М.М. Бахтин определял область своих основных интересов как «философскую антропологию» [Бахтин 2002–2012 VI, 563]. Это естественно: философское осмысление человеческой личности, ее роли и места в мироздании, является главной темой для каждого, всерьез изучающего творчество Достоевского.

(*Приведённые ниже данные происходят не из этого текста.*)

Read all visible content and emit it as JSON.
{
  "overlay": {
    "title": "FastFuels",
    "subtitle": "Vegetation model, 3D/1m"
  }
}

В черновиках Достоевского есть немало записей, над которыми надолго задумываешься. Вот, например: «Какая разница между демоном и  человеком? Мефистофель у Гете говорит на вопрос Фауста: “Кто он такой” – “Я часть той части целого, которая хочет зла, а творит добро”. Увы! человек мог бы отвечать, говоря о себе совершенно обратно: “Я часть той части целого, которая вечно хочет, алчет, жаждет добра, а в результате его деяний одно лишь злое”» [Достоевский 1972–1990 XXIV, 287–288]. Эта запись 1876 г. сопровождается высказываниями Достоевского от собственного лица, но даже если писатель намеревался высказать эту мысль от какого-либо другого лица, она весьма знаменательна и максимально приближает нас к сути трагического конфликта человеческого бытия. Как известно со времен Аристотеля, трагедия способствует очищению душ зрителей посредством переживания ими ужаса или сострадания, вызванного судьбой человека, «ввергнутого в несчастье не по своей негодности или порочности, но по какой-то ошибке (αμαρτια)» [Катарсис 2007, 9]. Ошибка, надо полагать, заключается в определении реальности: что именно  есть реальность и где она находится.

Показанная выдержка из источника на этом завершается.